Converters / Planar transformers

System EL specializes in printed circuit layout design for power conversion (power management): converters, power supplies DC/DC, AC/DC, inverters, etc. PCB layout in power conversion applications must meet many additional requirements besides being a simple physical realization of the schematic netlist. It is necessary to create optimal operating conditions for sensitive electronic circuitry in a challenging electromagnetic environment. Some aspects tend to call for contradictory approach, so reaching a satisfactory solution is even more difficult. The most important issues are:

1. Trace width and thickness adequate to conducted current.
2. Isolation distance between nodes with large voltage differential
3. Minimalization of fast changing current loops to reduce parasistic layout inductance and emitting of magnetic field affecting other parts of the circuit
4. Minimalization of fast changing voltage surfaces to reduce parasitic layout capacitance and emitting of electric field affecting other parts of the circuit.
5. Reduction of layout inductance around high power switching to minimize oscillations, voltage spikes and commutation losses.
6. Using layout for shielding sources of electromagnetic emission and parts of the circuit which may be affected.
7. Reducing EMI though proper layout geometry.
8. Separation of ground planes for control and power.
9. Using multilayer layout arrangements for optimal power conversion and control (most complex projects require up to 8 layers).
10. Cooling of SMT components directly via pcb metallization
11. Meeting safety requirements through proper creepage and clearance distance
12. Mechanical solutions associated with heatsinks and large power components
13. Magnetic components designed in PCB technology (planar magnetics), realized as separate components or with windings embedded in the main board.
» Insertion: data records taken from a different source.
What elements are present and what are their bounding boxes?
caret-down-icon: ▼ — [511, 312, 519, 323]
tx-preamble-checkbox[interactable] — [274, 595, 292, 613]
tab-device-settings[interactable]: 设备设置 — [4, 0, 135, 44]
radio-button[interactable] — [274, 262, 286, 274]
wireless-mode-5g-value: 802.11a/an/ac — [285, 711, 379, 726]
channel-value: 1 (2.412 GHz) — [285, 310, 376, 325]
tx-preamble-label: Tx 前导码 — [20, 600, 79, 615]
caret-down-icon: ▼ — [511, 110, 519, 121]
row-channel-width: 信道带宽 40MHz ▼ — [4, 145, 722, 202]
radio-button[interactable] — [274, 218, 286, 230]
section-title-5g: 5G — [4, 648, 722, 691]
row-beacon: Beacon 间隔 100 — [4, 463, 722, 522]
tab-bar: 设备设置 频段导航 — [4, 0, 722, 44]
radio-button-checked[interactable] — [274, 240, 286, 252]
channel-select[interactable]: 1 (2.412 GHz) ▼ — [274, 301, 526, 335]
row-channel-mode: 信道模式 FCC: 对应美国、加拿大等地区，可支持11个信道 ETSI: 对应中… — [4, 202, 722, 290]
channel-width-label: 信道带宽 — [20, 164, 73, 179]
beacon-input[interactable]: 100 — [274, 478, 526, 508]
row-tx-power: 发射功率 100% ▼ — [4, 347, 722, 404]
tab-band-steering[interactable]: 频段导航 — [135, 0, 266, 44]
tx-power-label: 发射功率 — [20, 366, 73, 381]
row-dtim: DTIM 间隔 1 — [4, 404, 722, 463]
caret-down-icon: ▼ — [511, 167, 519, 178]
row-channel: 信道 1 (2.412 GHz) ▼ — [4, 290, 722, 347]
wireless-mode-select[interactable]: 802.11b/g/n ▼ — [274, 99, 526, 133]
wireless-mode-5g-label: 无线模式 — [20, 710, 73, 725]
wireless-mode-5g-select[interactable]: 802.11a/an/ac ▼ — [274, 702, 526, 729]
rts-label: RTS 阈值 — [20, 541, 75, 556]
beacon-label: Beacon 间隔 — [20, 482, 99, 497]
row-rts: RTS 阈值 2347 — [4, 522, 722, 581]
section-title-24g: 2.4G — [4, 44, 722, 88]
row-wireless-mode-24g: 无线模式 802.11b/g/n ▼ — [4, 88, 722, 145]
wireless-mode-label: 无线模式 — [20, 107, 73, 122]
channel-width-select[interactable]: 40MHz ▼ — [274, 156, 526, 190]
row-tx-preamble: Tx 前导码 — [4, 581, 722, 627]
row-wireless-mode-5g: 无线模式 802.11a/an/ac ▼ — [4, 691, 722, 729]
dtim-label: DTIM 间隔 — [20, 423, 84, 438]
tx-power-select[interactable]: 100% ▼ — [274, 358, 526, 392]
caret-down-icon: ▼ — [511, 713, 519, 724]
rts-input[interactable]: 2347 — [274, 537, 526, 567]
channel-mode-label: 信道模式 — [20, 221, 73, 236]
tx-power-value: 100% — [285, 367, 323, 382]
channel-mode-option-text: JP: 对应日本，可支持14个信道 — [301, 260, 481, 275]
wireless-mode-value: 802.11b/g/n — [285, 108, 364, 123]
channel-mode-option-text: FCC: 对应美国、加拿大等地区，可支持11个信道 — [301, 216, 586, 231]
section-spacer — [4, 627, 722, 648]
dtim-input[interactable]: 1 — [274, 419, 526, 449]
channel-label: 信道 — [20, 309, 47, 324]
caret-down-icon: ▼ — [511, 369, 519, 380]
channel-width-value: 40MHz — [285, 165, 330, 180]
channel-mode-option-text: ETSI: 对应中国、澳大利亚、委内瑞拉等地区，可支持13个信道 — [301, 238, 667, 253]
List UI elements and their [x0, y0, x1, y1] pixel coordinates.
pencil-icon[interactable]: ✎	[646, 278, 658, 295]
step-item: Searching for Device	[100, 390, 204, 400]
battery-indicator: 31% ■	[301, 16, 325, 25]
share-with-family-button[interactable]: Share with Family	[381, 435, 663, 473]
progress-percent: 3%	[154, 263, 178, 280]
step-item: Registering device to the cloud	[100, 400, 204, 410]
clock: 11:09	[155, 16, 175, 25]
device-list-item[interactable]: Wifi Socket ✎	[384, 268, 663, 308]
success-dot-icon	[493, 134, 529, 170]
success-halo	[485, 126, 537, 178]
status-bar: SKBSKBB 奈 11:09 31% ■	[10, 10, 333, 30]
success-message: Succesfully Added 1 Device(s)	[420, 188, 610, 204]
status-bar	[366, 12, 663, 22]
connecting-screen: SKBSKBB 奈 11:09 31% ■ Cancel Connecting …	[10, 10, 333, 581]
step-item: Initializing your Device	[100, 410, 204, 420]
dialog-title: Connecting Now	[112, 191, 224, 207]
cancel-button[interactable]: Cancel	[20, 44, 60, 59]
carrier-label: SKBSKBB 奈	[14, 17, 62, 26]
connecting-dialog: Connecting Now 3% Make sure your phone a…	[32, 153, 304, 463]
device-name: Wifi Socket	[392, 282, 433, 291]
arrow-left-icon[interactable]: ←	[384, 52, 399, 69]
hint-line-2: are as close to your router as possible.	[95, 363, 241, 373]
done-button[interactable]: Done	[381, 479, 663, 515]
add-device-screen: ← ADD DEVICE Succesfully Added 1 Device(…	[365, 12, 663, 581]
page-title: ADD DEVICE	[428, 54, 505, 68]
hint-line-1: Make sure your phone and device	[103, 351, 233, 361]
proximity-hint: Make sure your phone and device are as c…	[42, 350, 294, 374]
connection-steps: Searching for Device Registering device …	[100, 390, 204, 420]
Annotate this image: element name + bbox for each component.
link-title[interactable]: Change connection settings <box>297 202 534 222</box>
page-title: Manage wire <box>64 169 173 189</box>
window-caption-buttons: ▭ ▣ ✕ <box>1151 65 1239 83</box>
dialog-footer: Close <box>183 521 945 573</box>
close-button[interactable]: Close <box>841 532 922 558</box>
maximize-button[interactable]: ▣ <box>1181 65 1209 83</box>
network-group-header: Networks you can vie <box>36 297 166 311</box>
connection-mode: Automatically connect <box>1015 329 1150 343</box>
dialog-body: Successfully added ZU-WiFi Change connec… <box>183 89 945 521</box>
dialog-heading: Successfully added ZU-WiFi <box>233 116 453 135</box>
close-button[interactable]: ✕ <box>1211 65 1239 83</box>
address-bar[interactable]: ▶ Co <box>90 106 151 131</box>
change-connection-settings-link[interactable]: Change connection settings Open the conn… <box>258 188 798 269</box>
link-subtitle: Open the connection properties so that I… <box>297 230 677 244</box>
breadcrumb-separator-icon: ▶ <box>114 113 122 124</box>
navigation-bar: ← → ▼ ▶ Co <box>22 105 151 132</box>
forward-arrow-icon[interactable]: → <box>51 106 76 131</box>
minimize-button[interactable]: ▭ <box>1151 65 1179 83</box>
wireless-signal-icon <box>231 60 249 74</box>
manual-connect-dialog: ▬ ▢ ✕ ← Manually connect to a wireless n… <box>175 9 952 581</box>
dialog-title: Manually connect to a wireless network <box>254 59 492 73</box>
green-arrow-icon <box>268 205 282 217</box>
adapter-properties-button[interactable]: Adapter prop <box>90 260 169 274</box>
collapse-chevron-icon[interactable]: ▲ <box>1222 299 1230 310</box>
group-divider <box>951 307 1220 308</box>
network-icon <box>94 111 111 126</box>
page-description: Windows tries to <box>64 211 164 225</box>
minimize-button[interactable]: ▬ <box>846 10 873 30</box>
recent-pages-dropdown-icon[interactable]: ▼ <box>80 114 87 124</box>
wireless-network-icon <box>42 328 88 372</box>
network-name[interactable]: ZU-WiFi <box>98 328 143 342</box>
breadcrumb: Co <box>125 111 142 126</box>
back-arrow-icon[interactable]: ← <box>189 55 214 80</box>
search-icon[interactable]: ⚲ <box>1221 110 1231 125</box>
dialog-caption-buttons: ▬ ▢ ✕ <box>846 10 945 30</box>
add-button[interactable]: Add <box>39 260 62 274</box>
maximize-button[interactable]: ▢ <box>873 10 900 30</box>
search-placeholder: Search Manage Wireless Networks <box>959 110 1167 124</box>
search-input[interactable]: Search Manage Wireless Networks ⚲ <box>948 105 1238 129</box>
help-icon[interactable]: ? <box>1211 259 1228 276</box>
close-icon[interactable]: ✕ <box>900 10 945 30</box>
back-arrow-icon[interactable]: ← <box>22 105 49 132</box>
Due to above requirements PCB layout in power conversion circuits frequently becomes a critical part of the project with big impact on performance, reliability and durability. System EL and cooperating consultants designed many advanced switched mode power conversion systems, we invite you to take advantage of our experience.


Planar transformers

Planar transformers are commonly used in high frequency switched mode power supplies. The windings are manufactured using PCB or flex circuit technology, sometimes also using stamped copper foil or wire. Their main advantages are:

1. Low cost – manufacturing a winding in PCB technology may be much less expensive than an actual process of winding (very difficult to automate, especially with high frequency switching transformers).
2. Very low probability of quality problems – the PCB manufacturing process is highly repeatable and reliable while quality control is simple. On the other hand, winding transformers in traditional technology, applying insulation covering all require spaces with proper margin, wire termination, etc., may easily be performed with errors, sometimes in a way difficult to detect in testing of finished component.
3. Stable parameters – planar transformer geometry is governed by a PCB design and the board itself is manufactured with an accuracy counted in microns. As a result leakage inductance and intrawinding capacitance are very stable and repeatible component to component. It is not possible to control a winding process in traditional transformers with this level of accuracy, so higher variability of some parameters is unavoidable. Leakage inductance and intrawinding capacitance have a significant impact on power transistor commutation, oscillations, voltage spikes and EMI
4. High operational frequency – planar transformers are naturally composed of thin layers of copper, which reduces power losses associated with eddy currents present in high frequency operation. Achieving similar results in traditional transformers requires using thin copper foil, which complicates assembly and increases cost.
5. Transformer embedded in main board – in some situations it is possible to realize (completely or partially) windings directly in in the main PCB. All that is needed to have a fully functional transformer is to place a core in the PCB cutout.
6. Low profile – planar technology enables very low profile design, which may be a very desirable feature in some system geometries.